First, I implemented a CustomOracleMembershipProvider to handle the database interface to the membership store.
I implemented a custom Principal named User which implements IPrincipal, and it has a hashtable of Roles.
I also created a separate class named AuthCache which has a simple cache for User objects. Its purpose is simple to avoid return trips to the database, while decoupling the caching from either the web layer or the data layer. (So I can share the cache between MVC.NET, WCF, etc.)
The MVC.NET stock MembershipService uses the CustomOracleMembershipProvider (configured in web.config), and both MembershipService and FormsService share access to the singleton AuthCache.

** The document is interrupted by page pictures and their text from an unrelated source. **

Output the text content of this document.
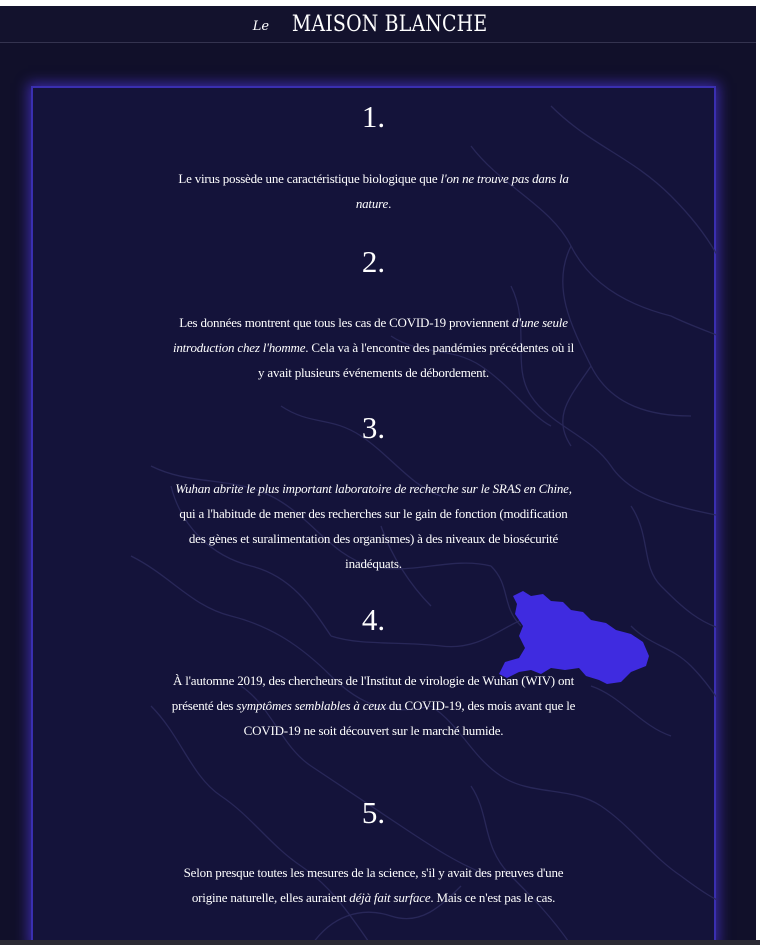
Le MAISON BLANCHE
1.
Le virus possède une caractéristique biologique que l'on ne trouve pas dans la nature.
2.
Les données montrent que tous les cas de COVID-19 proviennent d'une seule introduction chez l'homme. Cela va à l'encontre des pandémies précédentes où il y avait plusieurs événements de débordement.
3.
Wuhan abrite le plus important laboratoire de recherche sur le SRAS en Chine, qui a l'habitude de mener des recherches sur le gain de fonction (modification des gènes et suralimentation des organismes) à des niveaux de biosécurité inadéquats.
4.
À l'automne 2019, des chercheurs de l'Institut de virologie de Wuhan (WIV) ont présenté des symptômes semblables à ceux du COVID-19, des mois avant que le COVID-19 ne soit découvert sur le marché humide.
5.
Selon presque toutes les mesures de la science, s'il y avait des preuves d'une origine naturelle, elles auraient déjà fait surface. Mais ce n'est pas le cas.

My AccountController.LogOn() method:
1) Validates the user via the MembershipService.Validate() method, also loads the roles into the User.Roles container and then caches the User in AuthCache.
2) Signs the user into the Web context via FormsService.SignIn() which accesses the AuthCache (not the database) to get the User, sets HttpContext.Current.User to the cached User Principal.
In global.asax.cs, Application_AuthenticateRequest() is implemented. It decrypts the FormsAuthenticationTicket, accesses the AuthCache by the ticket.Name (Username) and sets the Principal by setting Context.User = user from the AuthCache.
So in short, all these classes share the AuthCache, and I have, for thread synchronization, a lock() in the cache store method. No lock in the read method.
The custom membership provider doesn't know about the cache, the MembershipService doesn't know about any HttpContext (so could be used outside of a web app), and the FormsService doesn't use any custom methods besides accessing the AuthCache to set the Context.User for the initial login, so it isn't dependent on a specific membership provider.
The main thing I see now is that the AuthCache will be sharing a User object if a user logs in from multiple sessions. So I may have to change the key from just UserId to something else (maybe using something in the FormsAuthenticationTicket for the key?).